The area of capital investments is a peculiar Catch-22 for the chip sector and Deutsche Bank’s latest report on Intel
illustrates this point clearly.

When it announced its second-quarter earnings on July 15th, the Santa
Clara, Calif.-based company said
that capital spending was expected to be between $3.5 billion to $3.9
billion for 2003.

In his newest report, Deutsche Bank analyst Ben Lynch said Intel will
likely push out this year’s capital expenditures into 2004. The 2003 capex
estimates will now likely fall to be between $3.3 billion to $3.4 billion.

Capital expenditure is a necessary evil for chip fabricators because
while the added investment affects manufacturing costs (and hence gross
margins), companies like Intel and Texas Instruments need
to keep up spending to insure manufacturing efficiencies down the road. In
fact, the trends toward larger fab wafer sizes of 300-millimeters (to make
more in one batch) and 90-nanometers manufacturing processes (to yield
denser, more efficient chips) has led to a shakeout in the industry.
Chipmakers like AMD and Motorola are being left by the wayside while
deep-pocketed competitors like TI, Taiwan Semiconductor Manufacturing Co.
and United
chase after Intel.

But during the previous tech recession, Intel itself saw the dangers
associated with capex. The company began building a 300mm fabrication
facility in Ireland in June 2000 but halted construction at the plant when
the economy soured — only to restart the work in April 2002. The facility
is currently is scheduled to begin operations in the first half of 2004.

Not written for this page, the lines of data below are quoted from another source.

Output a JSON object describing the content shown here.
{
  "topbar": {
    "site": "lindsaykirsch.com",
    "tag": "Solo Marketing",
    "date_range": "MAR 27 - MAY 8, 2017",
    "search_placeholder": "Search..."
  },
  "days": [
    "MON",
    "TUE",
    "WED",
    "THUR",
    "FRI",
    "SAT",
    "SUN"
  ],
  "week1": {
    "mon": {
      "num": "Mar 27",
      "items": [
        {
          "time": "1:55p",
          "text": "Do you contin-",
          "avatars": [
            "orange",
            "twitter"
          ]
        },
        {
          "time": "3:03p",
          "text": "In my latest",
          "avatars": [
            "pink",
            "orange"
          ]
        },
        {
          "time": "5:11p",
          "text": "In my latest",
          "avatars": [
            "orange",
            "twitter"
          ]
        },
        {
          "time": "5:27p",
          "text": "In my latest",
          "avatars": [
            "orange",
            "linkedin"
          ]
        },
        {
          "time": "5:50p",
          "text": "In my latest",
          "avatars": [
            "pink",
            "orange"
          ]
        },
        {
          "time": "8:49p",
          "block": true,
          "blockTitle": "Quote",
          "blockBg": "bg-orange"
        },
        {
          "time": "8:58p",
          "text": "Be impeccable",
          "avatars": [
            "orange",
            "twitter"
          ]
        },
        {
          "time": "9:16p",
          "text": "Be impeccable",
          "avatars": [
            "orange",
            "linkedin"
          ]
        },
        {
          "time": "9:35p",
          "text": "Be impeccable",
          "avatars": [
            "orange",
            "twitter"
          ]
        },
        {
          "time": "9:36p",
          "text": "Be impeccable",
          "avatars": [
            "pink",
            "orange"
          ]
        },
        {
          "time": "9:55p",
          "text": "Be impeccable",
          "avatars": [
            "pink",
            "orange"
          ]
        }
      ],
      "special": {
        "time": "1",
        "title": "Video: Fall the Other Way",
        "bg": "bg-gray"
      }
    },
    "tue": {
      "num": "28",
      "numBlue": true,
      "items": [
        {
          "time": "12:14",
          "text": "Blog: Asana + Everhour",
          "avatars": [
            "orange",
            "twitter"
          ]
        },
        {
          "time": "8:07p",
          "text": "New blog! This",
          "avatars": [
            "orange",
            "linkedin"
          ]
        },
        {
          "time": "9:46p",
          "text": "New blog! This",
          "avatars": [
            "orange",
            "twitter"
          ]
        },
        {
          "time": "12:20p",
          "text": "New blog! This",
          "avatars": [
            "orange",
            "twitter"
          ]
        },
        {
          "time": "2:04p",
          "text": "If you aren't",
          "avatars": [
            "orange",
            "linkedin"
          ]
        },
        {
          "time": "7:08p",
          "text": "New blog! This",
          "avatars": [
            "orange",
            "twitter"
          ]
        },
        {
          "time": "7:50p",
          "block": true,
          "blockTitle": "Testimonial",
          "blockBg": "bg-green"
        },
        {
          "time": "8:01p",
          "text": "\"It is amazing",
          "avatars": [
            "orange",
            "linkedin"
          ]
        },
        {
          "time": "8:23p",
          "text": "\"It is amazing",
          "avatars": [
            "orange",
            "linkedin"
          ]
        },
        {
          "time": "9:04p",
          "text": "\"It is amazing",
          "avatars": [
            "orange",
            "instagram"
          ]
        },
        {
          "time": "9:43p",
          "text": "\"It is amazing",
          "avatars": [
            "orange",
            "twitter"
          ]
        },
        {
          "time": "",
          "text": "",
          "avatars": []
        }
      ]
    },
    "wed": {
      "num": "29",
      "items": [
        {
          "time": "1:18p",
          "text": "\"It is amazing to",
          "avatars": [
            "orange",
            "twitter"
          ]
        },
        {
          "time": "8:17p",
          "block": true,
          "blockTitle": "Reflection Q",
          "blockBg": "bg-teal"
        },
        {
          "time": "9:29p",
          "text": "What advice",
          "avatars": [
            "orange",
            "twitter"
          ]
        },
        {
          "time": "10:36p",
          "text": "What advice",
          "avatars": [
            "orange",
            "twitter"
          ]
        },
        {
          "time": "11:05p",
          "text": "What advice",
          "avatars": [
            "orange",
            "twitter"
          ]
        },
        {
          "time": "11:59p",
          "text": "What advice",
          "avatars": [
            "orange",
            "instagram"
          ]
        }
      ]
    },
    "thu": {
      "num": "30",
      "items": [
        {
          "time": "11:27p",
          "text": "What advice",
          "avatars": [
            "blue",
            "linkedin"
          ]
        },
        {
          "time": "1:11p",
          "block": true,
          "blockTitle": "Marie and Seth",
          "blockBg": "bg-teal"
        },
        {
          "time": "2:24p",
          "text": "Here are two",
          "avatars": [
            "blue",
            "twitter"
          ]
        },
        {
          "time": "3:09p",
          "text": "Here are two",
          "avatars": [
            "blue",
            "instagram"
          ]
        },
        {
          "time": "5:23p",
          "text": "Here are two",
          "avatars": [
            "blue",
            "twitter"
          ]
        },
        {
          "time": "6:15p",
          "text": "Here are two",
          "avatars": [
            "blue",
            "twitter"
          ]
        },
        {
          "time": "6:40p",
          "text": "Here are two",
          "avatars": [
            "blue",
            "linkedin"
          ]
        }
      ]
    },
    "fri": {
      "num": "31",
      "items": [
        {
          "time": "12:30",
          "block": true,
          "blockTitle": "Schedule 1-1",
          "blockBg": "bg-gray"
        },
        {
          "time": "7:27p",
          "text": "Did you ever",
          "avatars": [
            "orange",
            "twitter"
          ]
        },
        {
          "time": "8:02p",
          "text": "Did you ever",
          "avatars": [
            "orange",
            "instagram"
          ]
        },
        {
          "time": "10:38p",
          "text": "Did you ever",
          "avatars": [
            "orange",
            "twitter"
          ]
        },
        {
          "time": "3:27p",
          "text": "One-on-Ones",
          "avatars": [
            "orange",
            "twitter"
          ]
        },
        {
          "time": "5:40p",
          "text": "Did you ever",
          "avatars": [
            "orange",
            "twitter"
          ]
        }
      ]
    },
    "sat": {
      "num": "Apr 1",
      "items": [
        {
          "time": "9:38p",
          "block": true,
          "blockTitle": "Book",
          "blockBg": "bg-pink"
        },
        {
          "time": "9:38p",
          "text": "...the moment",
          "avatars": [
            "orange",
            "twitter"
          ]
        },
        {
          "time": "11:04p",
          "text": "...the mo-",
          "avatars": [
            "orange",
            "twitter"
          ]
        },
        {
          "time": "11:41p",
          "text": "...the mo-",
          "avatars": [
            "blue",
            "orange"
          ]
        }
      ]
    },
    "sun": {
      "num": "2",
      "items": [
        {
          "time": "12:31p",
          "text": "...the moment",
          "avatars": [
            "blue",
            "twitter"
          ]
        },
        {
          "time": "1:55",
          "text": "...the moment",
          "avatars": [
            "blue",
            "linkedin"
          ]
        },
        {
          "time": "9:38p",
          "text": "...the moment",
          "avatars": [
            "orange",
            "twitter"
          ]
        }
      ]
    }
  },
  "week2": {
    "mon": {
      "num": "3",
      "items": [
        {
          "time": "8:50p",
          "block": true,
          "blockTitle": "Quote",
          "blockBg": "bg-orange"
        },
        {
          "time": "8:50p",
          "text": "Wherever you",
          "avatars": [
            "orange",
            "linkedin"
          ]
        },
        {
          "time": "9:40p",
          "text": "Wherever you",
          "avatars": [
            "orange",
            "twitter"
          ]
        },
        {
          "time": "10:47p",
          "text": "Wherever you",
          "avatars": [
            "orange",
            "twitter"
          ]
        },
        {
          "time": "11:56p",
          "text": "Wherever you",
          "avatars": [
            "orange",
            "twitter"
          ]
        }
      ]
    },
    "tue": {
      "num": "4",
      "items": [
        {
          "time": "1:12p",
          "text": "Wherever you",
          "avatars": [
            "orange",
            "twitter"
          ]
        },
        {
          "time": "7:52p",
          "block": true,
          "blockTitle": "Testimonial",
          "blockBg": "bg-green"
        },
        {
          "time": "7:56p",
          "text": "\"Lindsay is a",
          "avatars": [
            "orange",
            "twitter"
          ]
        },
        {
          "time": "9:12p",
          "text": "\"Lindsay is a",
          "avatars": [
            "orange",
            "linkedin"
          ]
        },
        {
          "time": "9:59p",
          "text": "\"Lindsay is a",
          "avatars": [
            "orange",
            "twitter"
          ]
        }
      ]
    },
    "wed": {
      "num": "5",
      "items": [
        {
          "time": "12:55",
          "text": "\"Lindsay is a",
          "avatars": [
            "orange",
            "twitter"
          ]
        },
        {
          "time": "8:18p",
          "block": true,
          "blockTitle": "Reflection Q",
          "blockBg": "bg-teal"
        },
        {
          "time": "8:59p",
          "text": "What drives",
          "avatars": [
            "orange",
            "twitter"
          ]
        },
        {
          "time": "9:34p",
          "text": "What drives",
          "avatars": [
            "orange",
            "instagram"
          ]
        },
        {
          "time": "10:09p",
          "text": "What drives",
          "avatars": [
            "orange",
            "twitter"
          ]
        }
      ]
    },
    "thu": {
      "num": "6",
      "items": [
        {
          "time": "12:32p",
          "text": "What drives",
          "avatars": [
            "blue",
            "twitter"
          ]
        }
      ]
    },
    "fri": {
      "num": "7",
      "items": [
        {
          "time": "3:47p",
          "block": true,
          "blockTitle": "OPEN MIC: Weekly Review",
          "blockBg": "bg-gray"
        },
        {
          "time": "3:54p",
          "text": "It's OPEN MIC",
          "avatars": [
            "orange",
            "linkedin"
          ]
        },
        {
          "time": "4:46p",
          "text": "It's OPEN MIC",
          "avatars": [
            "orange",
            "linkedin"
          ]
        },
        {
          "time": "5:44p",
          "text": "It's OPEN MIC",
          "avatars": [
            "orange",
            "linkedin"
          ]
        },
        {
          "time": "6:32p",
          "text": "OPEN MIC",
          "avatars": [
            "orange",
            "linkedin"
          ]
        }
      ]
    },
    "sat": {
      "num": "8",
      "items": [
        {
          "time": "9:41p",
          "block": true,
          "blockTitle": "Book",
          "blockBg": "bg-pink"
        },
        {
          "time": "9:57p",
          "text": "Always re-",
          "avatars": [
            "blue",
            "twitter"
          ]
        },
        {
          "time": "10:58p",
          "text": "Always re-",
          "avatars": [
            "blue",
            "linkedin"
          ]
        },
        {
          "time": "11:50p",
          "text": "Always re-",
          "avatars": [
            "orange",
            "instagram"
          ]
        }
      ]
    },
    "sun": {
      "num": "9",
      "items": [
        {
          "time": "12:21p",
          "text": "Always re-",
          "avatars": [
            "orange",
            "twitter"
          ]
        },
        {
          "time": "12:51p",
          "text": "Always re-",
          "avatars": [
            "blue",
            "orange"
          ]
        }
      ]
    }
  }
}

This past February, Intel decided
to spend $2 billion to upgrade a fabrication facility located in Arizona
from 200-mm wafer to 300-mm wafer sizes. When finished, the Chandler, Ariz.,
plant will be Intel’s fifth 300-mm wafer facility. The company currently has
a 300-mm fabs operating in Rio Rancho, N.M. and another one in Hillsboro,

A second 300-mm facility in Oregon was under construction and was
supposed to begin operations later this year. But in May, Intel decided to
push out the ramp-up of Oregon Fab 12 until 2004, DB’s Lynch wrote in his
report. (Compared to the estimated $1.5 billion it takes to build a 200mm
fab plant, 300mm fabs are estimated
to cost between $2.5 billion to $3.5 billion to build.)

As a result of the lower capex for 2003, “the difference may be shifted
into [2004] making [2004] spending flat to slightly up, versus our current
expectation of down,” Lynch said.

Part of the reason for the deferment may be due to Intel’s emphasis to
shift manufacturing to smaller and smaller densities, which allows the chips
to do more with less energy. After shifting from 0.18 microns (or
180-nanometers) to 0.13 microns (130nm), Intel has now stepped up its
efforts to get its Pentium line onto 0.09 micron (90nm) technology. Intel
president and chief operating officer Paul Otellini recently reiterated the
company’s promise to ship 90nm-based Pentium chips (code-named “Prescott”)
by the end of the year saying that testing is underway.

And in order to
facilitate the shift (as well as invest further on the future) Otellini said
Intel will spend $4.2 billion in R&D funds to developing transistors using
the 65-nm process, now that 90nm chips are in the pipeline. Chips produced
at the 65nm level are expected to appear in 2005.

“However, our checks confirm that current equipment order patterns are
not consistent with broad spending allocation to 90nm,” Lynch said.

Yet, while Intel’s move may translate to a slower-than-anticipated
migration for the overall industry, it does help the company in the
near-term. Because of the lower capex and associated decline in
depreciation, Intel’s gross margins may “see a major bounce from [the third
quarter of 2003] onwards,” the analyst wrote.

To be sure, Lynch still rates Intel’s stock with a “hold” recommendation.